Il existe plusieurs méthodes pour implémenter le roaming LORAWAN. « Hand-over roaming” et “Passive Roaming”. Le Hand-over roaming est la méthode qui se rapproche le plus du roaming avec son smartphone. Le capteur est connecté au réseau de l’Opérateur en roaming, mais la gestion reste chez l’opérateur domestique.Ce type de roaming nécessite des capteurs à la norme récente LORAWAN 1.1. Hors la plupart des capteurs LORAWAN actuellement déployés sont LORAWAN 1.0. Dès lors, on ne peut travailler qu’en Passive Roaming, disponible en 2 variantes: Stateful et Stateless: Pour le Stateful Passive Roaming, le réseau du pays d’origine doit autoriser tous les capteurs sur les réseaux Hôtes (soit des 100 de millions de demandes d’autorisation…).
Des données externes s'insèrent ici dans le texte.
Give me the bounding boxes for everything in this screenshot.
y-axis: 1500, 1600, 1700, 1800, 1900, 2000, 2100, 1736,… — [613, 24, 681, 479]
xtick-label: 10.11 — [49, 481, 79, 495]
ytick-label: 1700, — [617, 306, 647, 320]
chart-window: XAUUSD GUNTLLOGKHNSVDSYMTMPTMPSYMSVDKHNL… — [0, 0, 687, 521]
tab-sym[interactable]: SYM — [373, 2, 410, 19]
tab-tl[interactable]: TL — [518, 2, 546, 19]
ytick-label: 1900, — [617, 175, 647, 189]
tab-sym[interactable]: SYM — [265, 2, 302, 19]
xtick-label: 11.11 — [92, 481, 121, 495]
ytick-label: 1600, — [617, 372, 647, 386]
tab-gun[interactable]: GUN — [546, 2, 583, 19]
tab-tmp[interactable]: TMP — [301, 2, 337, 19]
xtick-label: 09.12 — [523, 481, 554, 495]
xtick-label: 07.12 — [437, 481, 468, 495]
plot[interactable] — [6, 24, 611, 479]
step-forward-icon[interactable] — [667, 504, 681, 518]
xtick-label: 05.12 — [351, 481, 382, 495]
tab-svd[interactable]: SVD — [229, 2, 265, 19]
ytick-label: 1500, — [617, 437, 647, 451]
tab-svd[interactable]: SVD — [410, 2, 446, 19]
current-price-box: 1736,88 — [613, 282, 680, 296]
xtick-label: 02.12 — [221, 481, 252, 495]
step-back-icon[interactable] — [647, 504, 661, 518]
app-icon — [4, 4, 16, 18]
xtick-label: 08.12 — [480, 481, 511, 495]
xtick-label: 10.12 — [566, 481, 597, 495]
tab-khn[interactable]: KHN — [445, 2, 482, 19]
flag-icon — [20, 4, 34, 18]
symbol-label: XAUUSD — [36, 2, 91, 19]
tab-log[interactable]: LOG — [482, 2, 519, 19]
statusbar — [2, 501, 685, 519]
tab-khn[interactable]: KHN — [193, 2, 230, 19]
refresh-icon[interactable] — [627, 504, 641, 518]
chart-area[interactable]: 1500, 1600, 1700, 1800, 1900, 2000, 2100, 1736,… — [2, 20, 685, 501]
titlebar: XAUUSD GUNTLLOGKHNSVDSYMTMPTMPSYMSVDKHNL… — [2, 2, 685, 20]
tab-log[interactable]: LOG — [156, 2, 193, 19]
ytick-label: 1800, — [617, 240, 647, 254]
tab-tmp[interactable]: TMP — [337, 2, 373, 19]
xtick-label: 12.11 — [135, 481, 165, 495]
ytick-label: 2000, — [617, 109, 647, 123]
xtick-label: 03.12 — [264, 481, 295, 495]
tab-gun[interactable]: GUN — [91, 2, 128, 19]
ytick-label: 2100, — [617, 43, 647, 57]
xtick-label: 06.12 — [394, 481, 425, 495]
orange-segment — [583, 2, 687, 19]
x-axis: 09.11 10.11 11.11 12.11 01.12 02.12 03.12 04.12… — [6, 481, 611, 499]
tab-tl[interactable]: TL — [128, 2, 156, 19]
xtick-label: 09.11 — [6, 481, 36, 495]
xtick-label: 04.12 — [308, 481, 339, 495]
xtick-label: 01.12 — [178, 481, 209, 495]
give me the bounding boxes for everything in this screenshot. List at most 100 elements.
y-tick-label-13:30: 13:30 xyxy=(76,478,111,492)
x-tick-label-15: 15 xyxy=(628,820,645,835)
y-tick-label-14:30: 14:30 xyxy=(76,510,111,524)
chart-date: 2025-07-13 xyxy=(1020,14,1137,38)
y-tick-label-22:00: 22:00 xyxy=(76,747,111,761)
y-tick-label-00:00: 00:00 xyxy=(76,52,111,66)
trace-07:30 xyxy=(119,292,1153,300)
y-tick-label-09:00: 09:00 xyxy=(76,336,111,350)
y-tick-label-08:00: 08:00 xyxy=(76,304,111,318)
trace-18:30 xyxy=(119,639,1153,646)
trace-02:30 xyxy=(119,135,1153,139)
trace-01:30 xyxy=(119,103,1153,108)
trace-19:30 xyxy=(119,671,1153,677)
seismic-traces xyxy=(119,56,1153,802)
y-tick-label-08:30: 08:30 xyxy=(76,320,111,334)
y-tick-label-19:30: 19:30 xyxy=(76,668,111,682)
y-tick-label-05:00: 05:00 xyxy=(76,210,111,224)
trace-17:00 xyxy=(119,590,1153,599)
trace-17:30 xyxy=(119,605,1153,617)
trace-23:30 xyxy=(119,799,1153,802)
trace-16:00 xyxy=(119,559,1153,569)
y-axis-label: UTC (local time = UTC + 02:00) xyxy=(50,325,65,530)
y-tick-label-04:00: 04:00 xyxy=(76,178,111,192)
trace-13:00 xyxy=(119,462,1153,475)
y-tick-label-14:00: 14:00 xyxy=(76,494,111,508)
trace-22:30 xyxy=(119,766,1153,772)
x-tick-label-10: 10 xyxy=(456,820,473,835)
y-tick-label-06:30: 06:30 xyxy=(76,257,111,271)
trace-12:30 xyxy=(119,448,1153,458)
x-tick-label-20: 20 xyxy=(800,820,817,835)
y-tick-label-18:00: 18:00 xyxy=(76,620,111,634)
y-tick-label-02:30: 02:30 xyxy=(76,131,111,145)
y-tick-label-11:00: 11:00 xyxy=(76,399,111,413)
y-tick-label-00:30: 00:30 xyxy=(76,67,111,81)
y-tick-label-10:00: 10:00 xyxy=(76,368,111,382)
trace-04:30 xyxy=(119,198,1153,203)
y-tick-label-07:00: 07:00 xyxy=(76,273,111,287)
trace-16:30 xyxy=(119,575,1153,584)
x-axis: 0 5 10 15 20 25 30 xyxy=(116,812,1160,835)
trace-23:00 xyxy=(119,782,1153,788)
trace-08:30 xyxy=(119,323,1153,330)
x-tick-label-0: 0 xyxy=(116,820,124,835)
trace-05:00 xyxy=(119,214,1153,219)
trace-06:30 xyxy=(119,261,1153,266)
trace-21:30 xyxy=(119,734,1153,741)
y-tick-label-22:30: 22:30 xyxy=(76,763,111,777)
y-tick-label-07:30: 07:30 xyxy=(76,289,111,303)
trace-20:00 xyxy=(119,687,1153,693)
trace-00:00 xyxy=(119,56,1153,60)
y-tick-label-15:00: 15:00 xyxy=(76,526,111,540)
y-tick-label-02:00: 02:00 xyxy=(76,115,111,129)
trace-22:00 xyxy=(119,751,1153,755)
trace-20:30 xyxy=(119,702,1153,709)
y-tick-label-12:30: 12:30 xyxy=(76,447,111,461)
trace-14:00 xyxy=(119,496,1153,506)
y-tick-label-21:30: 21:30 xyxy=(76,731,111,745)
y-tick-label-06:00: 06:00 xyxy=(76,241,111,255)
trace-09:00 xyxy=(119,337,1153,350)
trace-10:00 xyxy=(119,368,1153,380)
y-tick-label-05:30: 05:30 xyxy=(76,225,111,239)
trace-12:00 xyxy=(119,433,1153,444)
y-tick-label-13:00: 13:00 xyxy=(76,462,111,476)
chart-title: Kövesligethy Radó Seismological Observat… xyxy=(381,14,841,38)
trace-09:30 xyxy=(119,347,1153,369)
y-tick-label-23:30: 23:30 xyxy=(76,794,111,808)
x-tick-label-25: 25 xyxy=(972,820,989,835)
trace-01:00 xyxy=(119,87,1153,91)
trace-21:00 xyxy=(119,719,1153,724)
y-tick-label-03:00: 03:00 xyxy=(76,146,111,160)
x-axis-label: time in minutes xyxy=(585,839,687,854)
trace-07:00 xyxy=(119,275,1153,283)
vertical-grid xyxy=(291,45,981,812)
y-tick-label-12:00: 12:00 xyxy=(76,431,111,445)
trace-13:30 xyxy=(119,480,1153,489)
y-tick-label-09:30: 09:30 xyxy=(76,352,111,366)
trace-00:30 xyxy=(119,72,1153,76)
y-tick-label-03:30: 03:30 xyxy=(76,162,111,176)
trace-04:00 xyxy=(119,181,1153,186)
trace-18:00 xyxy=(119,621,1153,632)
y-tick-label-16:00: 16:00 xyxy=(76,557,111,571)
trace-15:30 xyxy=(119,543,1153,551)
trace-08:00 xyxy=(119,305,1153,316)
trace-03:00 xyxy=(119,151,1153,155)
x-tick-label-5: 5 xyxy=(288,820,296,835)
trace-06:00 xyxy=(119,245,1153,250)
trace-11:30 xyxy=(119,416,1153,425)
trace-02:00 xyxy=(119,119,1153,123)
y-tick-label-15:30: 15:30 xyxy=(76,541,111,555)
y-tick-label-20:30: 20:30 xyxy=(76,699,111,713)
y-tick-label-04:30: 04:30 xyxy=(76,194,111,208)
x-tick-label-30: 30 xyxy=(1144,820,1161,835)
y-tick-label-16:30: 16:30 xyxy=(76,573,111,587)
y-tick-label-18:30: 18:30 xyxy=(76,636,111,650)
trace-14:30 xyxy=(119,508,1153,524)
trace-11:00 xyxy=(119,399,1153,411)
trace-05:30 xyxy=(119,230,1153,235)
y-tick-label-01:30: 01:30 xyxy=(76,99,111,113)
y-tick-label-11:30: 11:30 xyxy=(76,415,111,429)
En Stateless Passive Roaming, tous les messages sont transmis depuis le Host local vers l’opérateur du pays d’origine. Soit une abondance de messages, sans savoir si les capteurs sont autorisés…
Le Passive Roaming LORAWAN, solution retenue par Proximus et Objenious, est clairement une solution transitoire, qui ne supportera pas la croissance exponentielle des déploiements de capteurs LORAWAN. Il représente malgré tout une première étape, nécessaire, au développement de projets trans-nationaux dans l’Internet des Objets.
SigFox et LORAWAN - La complexité des fréquences utilisées !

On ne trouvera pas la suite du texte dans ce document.